The truth is that this is an issue of jobs versus jobs, and thus people versus people. For every job that the lower Snake dams created in Lewiston, many more jobs were lost in the rail and trucking industries that once transported grain to Portland. Who cried for them? For every coffee-toting waitress in Genesse, there are hundreds of hardworking people who slipped through the cracks in fishing-dependent communities like Riggins, Stanley and Salmon. Did anyone hold a fundraiser for them? For every Dye family, there are thousands of commercial fishing families from Astoria to Anchorage whose livelihoods were submerged by Ice Harbor, Little Goose, Lower Monumental and Lower Granite dams. Who passed around the collection plate for them?
And let's not forget the Northwest tribes -- who we promised would have salmon to harvest for as long as the mountains stood and the rivers flowed. How can we compensate them for taking away their primary food source and centerpiece of their religion? Where's the love for our native brothers and sisters?
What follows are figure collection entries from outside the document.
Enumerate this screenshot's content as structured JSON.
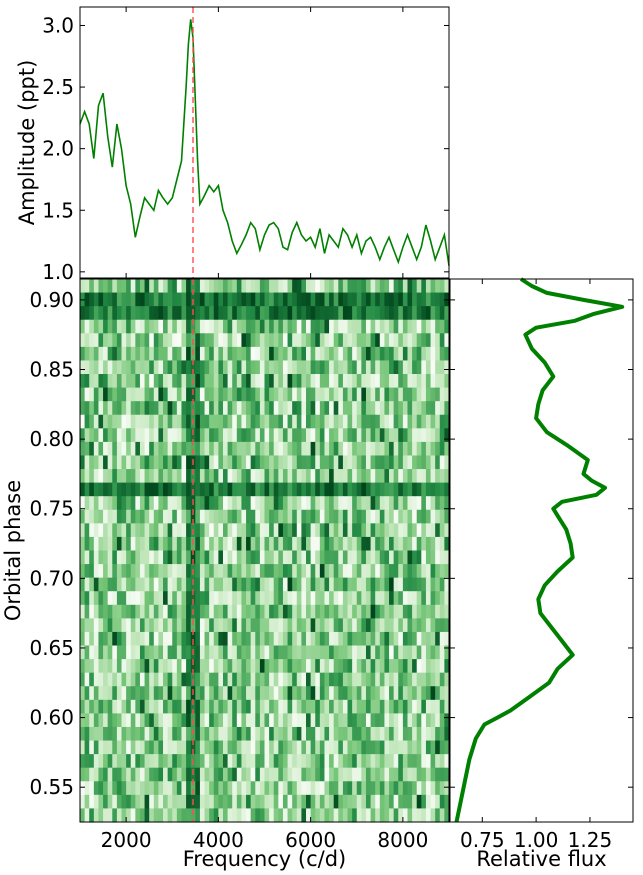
{
  "chart_data": [
    {
      "panel": "periodogram",
      "type": "line",
      "ylabel": "Amplitude (ppt)",
      "xlim": [
        1000,
        9000
      ],
      "ylim": [
        0.95,
        3.15
      ],
      "yticks": [
        "1.0",
        "1.5",
        "2.0",
        "2.5",
        "3.0"
      ],
      "color": "#008000",
      "marker_line": {
        "x": 3450,
        "color": "#ff4d4d",
        "style": "dashed"
      },
      "series": [
        {
          "x": [
            1000,
            1100,
            1200,
            1300,
            1400,
            1500,
            1600,
            1700,
            1800,
            1900,
            2000,
            2100,
            2200,
            2300,
            2400,
            2500,
            2600,
            2700,
            2800,
            2900,
            3000,
            3100,
            3200,
            3300,
            3350,
            3400,
            3450,
            3500,
            3550,
            3600,
            3700,
            3800,
            3900,
            4000,
            4100,
            4200,
            4300,
            4400,
            4500,
            4600,
            4700,
            4800,
            4900,
            5000,
            5100,
            5200,
            5300,
            5400,
            5500,
            5600,
            5700,
            5800,
            5900,
            6000,
            6100,
            6200,
            6300,
            6400,
            6500,
            6600,
            6700,
            6800,
            6900,
            7000,
            7100,
            7200,
            7300,
            7400,
            7500,
            7600,
            7700,
            7800,
            7900,
            8000,
            8100,
            8200,
            8300,
            8400,
            8500,
            8600,
            8700,
            8800,
            8900,
            9000
          ],
          "y": [
            2.2,
            2.3,
            2.2,
            1.92,
            2.35,
            2.45,
            2.1,
            1.85,
            2.2,
            2.0,
            1.7,
            1.55,
            1.28,
            1.45,
            1.6,
            1.55,
            1.5,
            1.66,
            1.6,
            1.55,
            1.6,
            1.75,
            1.9,
            2.5,
            2.85,
            3.05,
            2.9,
            2.4,
            1.9,
            1.55,
            1.62,
            1.7,
            1.65,
            1.7,
            1.5,
            1.4,
            1.25,
            1.15,
            1.22,
            1.3,
            1.4,
            1.35,
            1.18,
            1.3,
            1.38,
            1.4,
            1.35,
            1.2,
            1.18,
            1.32,
            1.4,
            1.3,
            1.25,
            1.28,
            1.2,
            1.35,
            1.15,
            1.3,
            1.25,
            1.2,
            1.35,
            1.3,
            1.2,
            1.3,
            1.15,
            1.25,
            1.28,
            1.2,
            1.1,
            1.2,
            1.28,
            1.18,
            1.08,
            1.2,
            1.3,
            1.2,
            1.1,
            1.2,
            1.38,
            1.25,
            1.1,
            1.2,
            1.3,
            1.05
          ]
        }
      ]
    },
    {
      "panel": "dynamic-spectrum",
      "type": "heatmap",
      "xlabel": "Frequency (c/d)",
      "ylabel": "Orbital phase",
      "xlim": [
        1000,
        9000
      ],
      "ylim": [
        0.525,
        0.915
      ],
      "xticks": [
        "2000",
        "4000",
        "6000",
        "8000"
      ],
      "yticks": [
        "0.55",
        "0.60",
        "0.65",
        "0.70",
        "0.75",
        "0.80",
        "0.85",
        "0.90"
      ],
      "colormap": "Greens",
      "phase_rows": 40,
      "freq_cols": 80,
      "strong_features": [
        {
          "freq": 3450,
          "note": "persistent vertical ridge"
        },
        {
          "phase": 0.765,
          "note": "bright horizontal band"
        },
        {
          "phase": 0.895,
          "note": "bright horizontal band"
        }
      ]
    },
    {
      "panel": "light-curve",
      "type": "line",
      "xlabel": "Relative flux",
      "xticks": [
        "0.75",
        "1.00",
        "1.25"
      ],
      "xlim": [
        0.6,
        1.45
      ],
      "ylim": [
        0.525,
        0.915
      ],
      "color": "#008000",
      "series": [
        {
          "phase": [
            0.525,
            0.54,
            0.555,
            0.57,
            0.585,
            0.595,
            0.6,
            0.605,
            0.615,
            0.625,
            0.635,
            0.645,
            0.655,
            0.665,
            0.675,
            0.685,
            0.695,
            0.705,
            0.715,
            0.725,
            0.735,
            0.745,
            0.75,
            0.755,
            0.76,
            0.765,
            0.77,
            0.775,
            0.785,
            0.795,
            0.805,
            0.815,
            0.825,
            0.835,
            0.845,
            0.855,
            0.865,
            0.875,
            0.88,
            0.885,
            0.89,
            0.895,
            0.9,
            0.905,
            0.91,
            0.915
          ],
          "flux": [
            0.63,
            0.65,
            0.67,
            0.69,
            0.72,
            0.76,
            0.82,
            0.88,
            0.97,
            1.06,
            1.1,
            1.17,
            1.12,
            1.07,
            1.02,
            1.01,
            1.04,
            1.1,
            1.17,
            1.16,
            1.14,
            1.1,
            1.08,
            1.12,
            1.28,
            1.32,
            1.26,
            1.22,
            1.24,
            1.15,
            1.05,
            1.0,
            1.01,
            1.03,
            1.08,
            1.04,
            0.98,
            0.95,
            1.0,
            1.18,
            1.27,
            1.4,
            1.22,
            1.05,
            0.98,
            0.93
          ]
        }
      ]
    }
  ]
}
It's been said that until there is justice for all, there is justice for none.
So the next time you read about another northern Idaho family that might have to make economic adjustments in order to save salmon, remember the countless thousands who have already lost so much. And then ask yourselves: How many more lives are we willing to sacrifice so Lewiston doesn't have to change?
There are a lot of skeletons under those reservoirs down the river.